KH : Oui mais avec Instagram et les réseaux sociaux, je crois que les gens aiment bien le format dessiné. C’est là où la BD a énormément de potentiel parce que ça se démocratise. Maintenant, c’est vrai que, aussi culturellement, on a tendance à déprécier la BD. Mais, là où je me contredis, tout le monde a un petit peu lu de la BD : quand on cherche, on réalise que toutes les personnes qui sont derrière les grands musées à Beyrouth aiment bien la BD. Ont leurs classiques chez eux. Collectionnent… Contrairement à ici où les élites ont méprisé la BD. Je crois que c’est la géographie qui détermine beaucoup de choses. Et Beyrouth c’est vraiment la périphérie de l’Europe, on travaille pour rattraper et se comparer aux autres (rires).
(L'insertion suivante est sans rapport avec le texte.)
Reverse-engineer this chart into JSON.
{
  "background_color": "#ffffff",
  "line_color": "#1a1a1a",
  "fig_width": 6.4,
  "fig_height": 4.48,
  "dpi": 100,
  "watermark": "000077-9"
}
J’imagine que vous vous connaissiez bien avant de faire cette résidence — et que vous vous appréciiez ?
KH
: Tous les deux, je crois qu’on a un respect profond pour le travail de l’autre. Et il y a plein de truc assez drôles qui nous rapprochent, comme le fait que nos petites amies sont toutes les deux françaises et se retrouvent aujourd’hui à Beyrouth… en train d’organiser des dîners à parler de nous. Et nous, on est là, à Lyon (rires). II y a une touche très mignonne de voir qu’elles s’entendent bien et qu’on se retrouve ici à cuisiner l’un pour l’autre. On se connaissait avant mais je crois que notre résidence a précipité leur amitié. Du coup, on a créé un groupe sur WhatsApp : on se retrouve tous les quatre, on a les gags quotidiens… Il y a une dynamique d’humour qui est assez sympa…

Est-ce qu’elle se cristalliserait dans un projet artistique commun ?
KH
: Oui, oui ! Déjà, il y a un échange qui se fait. Et le fait qu'on se respecte, c’est cool. Le soir, on fait des exercices et des croquis ensemble… C’est déjà les prémices de quelque chose.
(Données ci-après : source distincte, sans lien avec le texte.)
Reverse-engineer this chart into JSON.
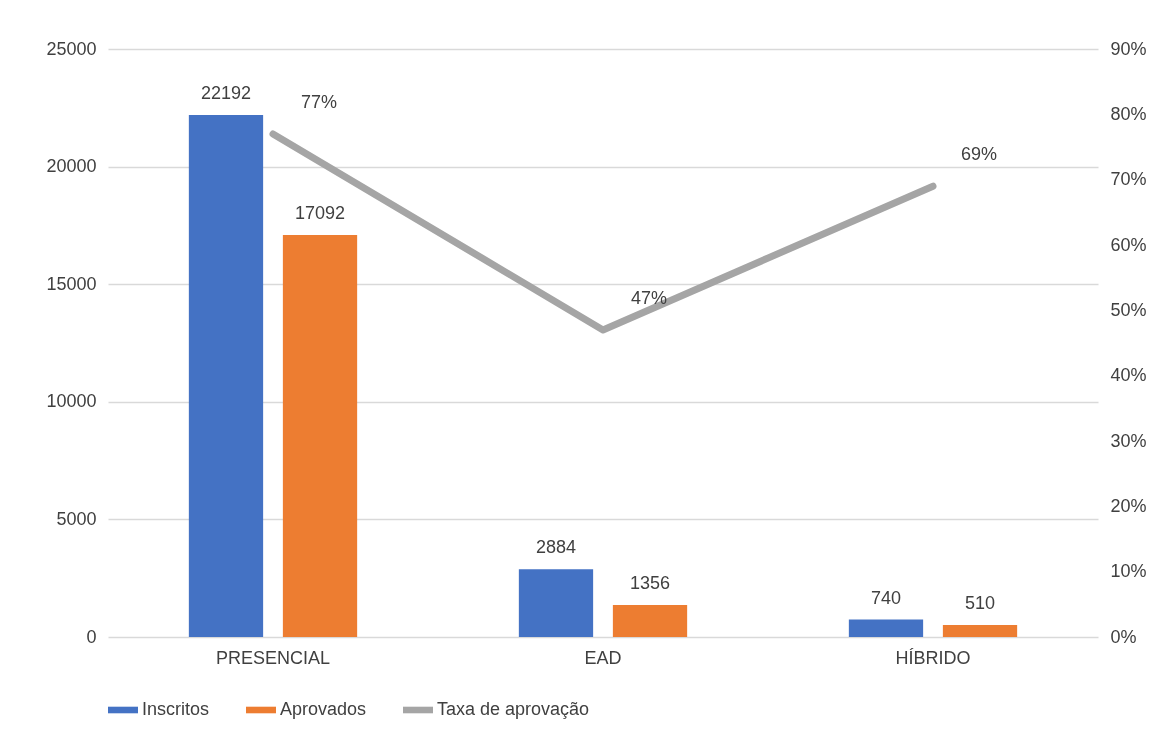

MK : On fait de la salade ensemble. Et ça a déjà un côté artistique, gastronomique. On expérimente avec plein d’ingrédients…

KH : …et on envoie les photos à nos copines pour voir si c’est approuvé. Ou pas. Tout en saveurs…


Dessinateur et storyboardeur en agence, Mohamad Kraytem a notamment participé au collectif Ça restera entre nous (Alifbata)… à l’instar de son aîné Kamal Hakim qui, après des études de sciences politiques à l’AUB puis d’animation au Sherdian College à Ontario signe entre autres Le Temps des grenades (Académie libanaises des beaux-arts).